Don't be like this guy - keep your arms and legs attached and go to yoga!
Don’t be like this guy – keep your arms and legs attached and go to yoga!
Blocks in Action!
Blocks in Action!  Thanks Jeff!
A comparison reverse MDF etch
A comparison reverse MDF etch
Since I had the files, I figures trying out a pair of earrings with the logo wouldn't hurt...Contact Jeff @ Yoga Bones if you are interested in a pair!
Since I had the files, I couldn’t resist making a pair of stud earrings with the logo. Contact Jeff @ Yoga Bones if you are interested in a pair!

08: 3D Etching

This week I decided to give 3D etching another shot. I have just once before played around with the 3D settings available on our laser, but I haven’t really explored the process until now.

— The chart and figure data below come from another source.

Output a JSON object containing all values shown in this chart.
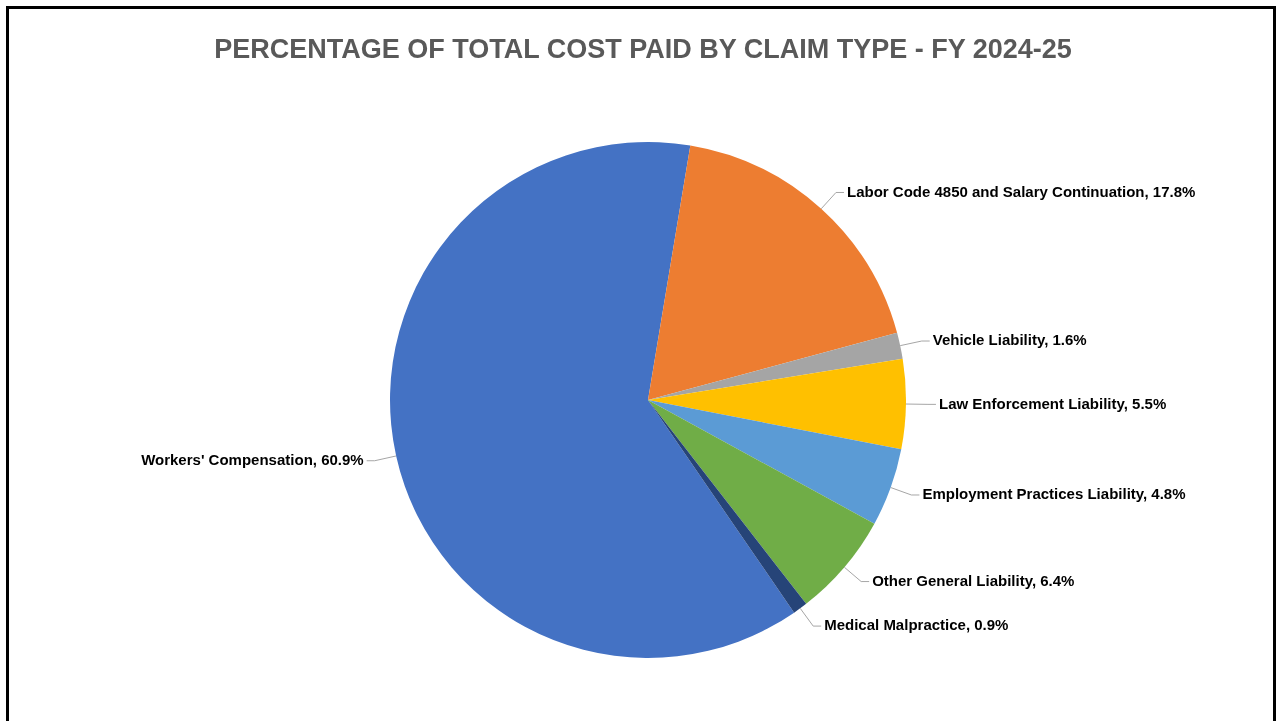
{
  "chart_data": {
    "type": "pie",
    "title": "PERCENTAGE OF TOTAL COST PAID BY CLAIM TYPE - FY 2024-25",
    "categories": [
      "Workers' Compensation",
      "Labor Code 4850 and Salary Continuation",
      "Vehicle Liability",
      "Law Enforcement Liability",
      "Employment Practices Liability",
      "Other General Liability",
      "Medical Malpractice"
    ],
    "values": [
      60.9,
      17.8,
      1.6,
      5.5,
      4.8,
      6.4,
      0.9
    ],
    "value_labels": [
      "60.9%",
      "17.8%",
      "1.6%",
      "5.5%",
      "4.8%",
      "6.4%",
      "0.9%"
    ],
    "colors": [
      "#4472c4",
      "#ed7d31",
      "#a5a5a5",
      "#ffc000",
      "#5b9bd5",
      "#70ad47",
      "#264478"
    ],
    "legend": false
  }
}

Normally, the laser interprets shades of grey by preparing a halftone map and etching that at whatever singular power I have set. With the 3D feature enabled, the firmware will adjust the power of the laser depending on the darkness of the grey: white is ignored, black is etched at your selected power. Because of this, all you really need is a depth map and you can 3D etch straight away.Just remember: white is shallow and black is deep!

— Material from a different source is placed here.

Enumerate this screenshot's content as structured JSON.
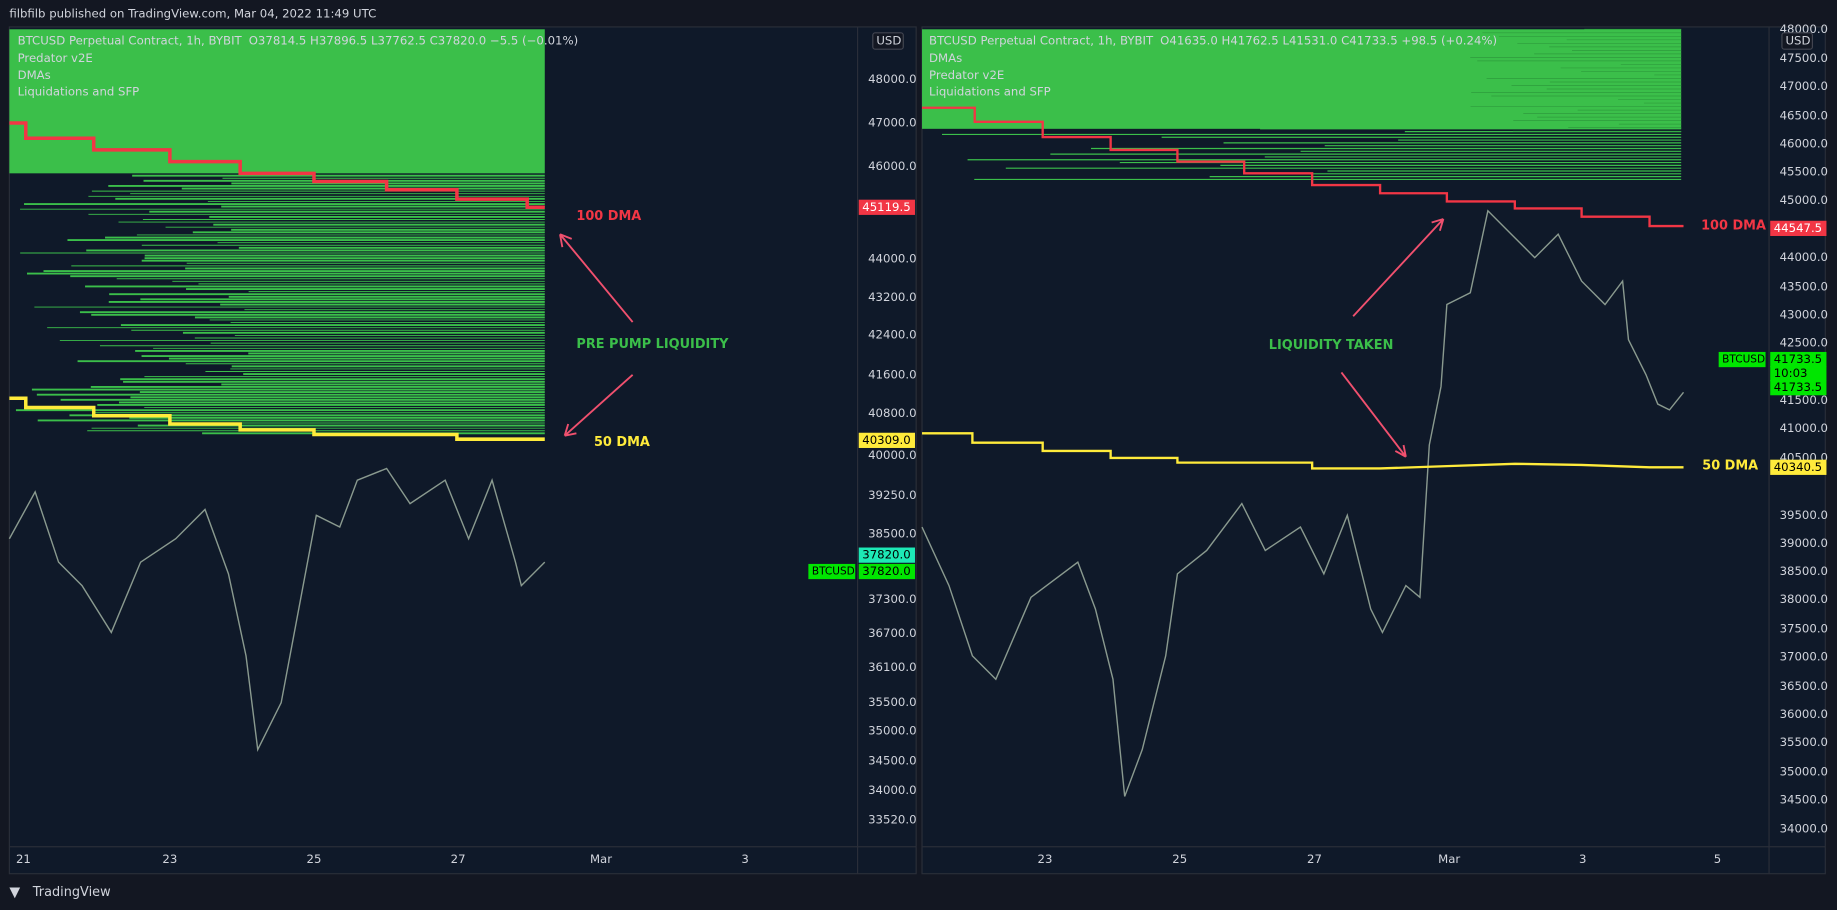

The Abecediary logo with the core etched away

Back when I first tried it out, I just used some sample depth maps available in Google’s image search, but this time I created my own typography-themed art. I had to use Photoshop to create some raster effects to create the sloping edges I wanted because there isn’t an easy way to create shape-burst gradients in Illustrator, but this wasn’t a problem because, while the laser won’t cut anything that isn’t proper vector data, it’ll etch even raster graphics with impunity.

ABCD Layout
The blurry edges are where the 3D happens.

I often use the simple Abecediary logo as a sample design when testing new materials. Even though the white melamine-coated MDF I used wasn’t a new material to me, I felt it appropriate, so I created a black version with a white inner glow. The thin red line is the vector cut that created the final shape of the letters after I hollowed out the core. Because I etched five passes at a fairly strong power, the finished piece had too steep a slope; you can hardly see that it was a slope and not just a really deep etch, but it’s there! I swear!

Etaoin in MDF
The whole piece; the depth is hard to capture without appropriate lighting.
Etaoin in MDF
The slight lip on the edge was made by skipping a few lighter levels of grey.

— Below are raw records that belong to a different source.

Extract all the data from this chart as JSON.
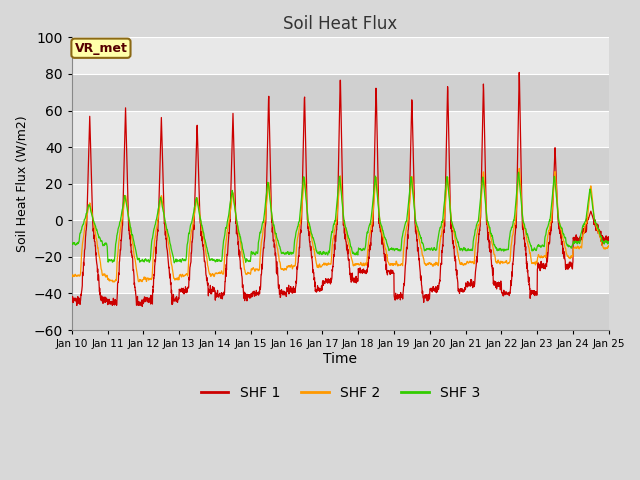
{
  "title": "Soil Heat Flux",
  "xlabel": "Time",
  "ylabel": "Soil Heat Flux (W/m2)",
  "ylim": [
    -60,
    100
  ],
  "bg_color": "#d8d8d8",
  "plot_bg_color": "#e8e8e8",
  "band_color_light": "#e8e8e8",
  "band_color_dark": "#d0d0d0",
  "grid_color": "#ffffff",
  "xtick_labels": [
    "Jan 10",
    "Jan 11",
    "Jan 12",
    "Jan 13",
    "Jan 14",
    "Jan 15",
    "Jan 16",
    "Jan 17",
    "Jan 18",
    "Jan 19",
    "Jan 20",
    "Jan 21",
    "Jan 22",
    "Jan 23",
    "Jan 24",
    "Jan 25"
  ],
  "ytick_values": [
    -60,
    -40,
    -20,
    0,
    20,
    40,
    60,
    80,
    100
  ],
  "legend_labels": [
    "SHF 1",
    "SHF 2",
    "SHF 3"
  ],
  "legend_colors": [
    "#cc0000",
    "#ff9900",
    "#33cc00"
  ],
  "vr_met_label": "VR_met",
  "series_colors": [
    "#cc0000",
    "#ff9900",
    "#33cc00"
  ],
  "n_days": 15,
  "pts_per_day": 144,
  "day_peaks_shf1": [
    57,
    62,
    57,
    53,
    60,
    70,
    70,
    80,
    75,
    68,
    75,
    76,
    82,
    40,
    5
  ],
  "night_troughs_shf1": [
    -44,
    -45,
    -43,
    -38,
    -41,
    -40,
    -38,
    -33,
    -28,
    -42,
    -38,
    -35,
    -40,
    -25,
    -10
  ],
  "day_peaks_shf2": [
    10,
    14,
    14,
    13,
    16,
    22,
    25,
    25,
    25,
    25,
    25,
    28,
    30,
    28,
    20
  ],
  "night_troughs_shf2": [
    -30,
    -33,
    -32,
    -30,
    -29,
    -27,
    -25,
    -24,
    -24,
    -24,
    -24,
    -23,
    -23,
    -20,
    -15
  ],
  "day_peaks_shf3": [
    9,
    14,
    13,
    13,
    17,
    22,
    25,
    25,
    25,
    25,
    25,
    25,
    27,
    25,
    18
  ],
  "night_troughs_shf3": [
    -13,
    -22,
    -22,
    -22,
    -22,
    -18,
    -18,
    -18,
    -16,
    -16,
    -16,
    -16,
    -16,
    -14,
    -12
  ]
}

The second piece, ETAOIN SHRDLU, was based on a fun part of newspaper lore and set in Colonna. It was etched opposite the ABCD: the letters were left untouched while the outer space was etched away. I chose a thicker gradient stroke so that the slope would be gentler. I also only etched the bitmap four times. The contrast between the white letters and the resulting grain of the MDF’s innards is profound. It almost looks like the letters are sitting in a bed of sand that has settled over years.

Etaoin in Black
The black acrylic Shrdlu is a little hard to read without the right light reflected!

The final piece was cut from quarter-inch black acrylic. For fun, I created an offset path so that the letters would be cut out more tightly than the MDF version’s square border. Even with six passes at full power (and half-speed) the etch didn’t quite reach half-way through the material.  The result is a little hard to read (maybe I should have used a capped material!) but certainly looks neat.

Etaoin in MDF
The slight lip on the edge was made by skipping a few lighter levels of grey.

The amount of passes necessary to create a good 3D look takes a lot of time, but there’s a whole lot more that can be done than just beveling the edges of pretty type faces. I’ll definitely be playing more with the 3D mode as we go on.

Etaoin in MDF
The sand blows away, revealing pure white type!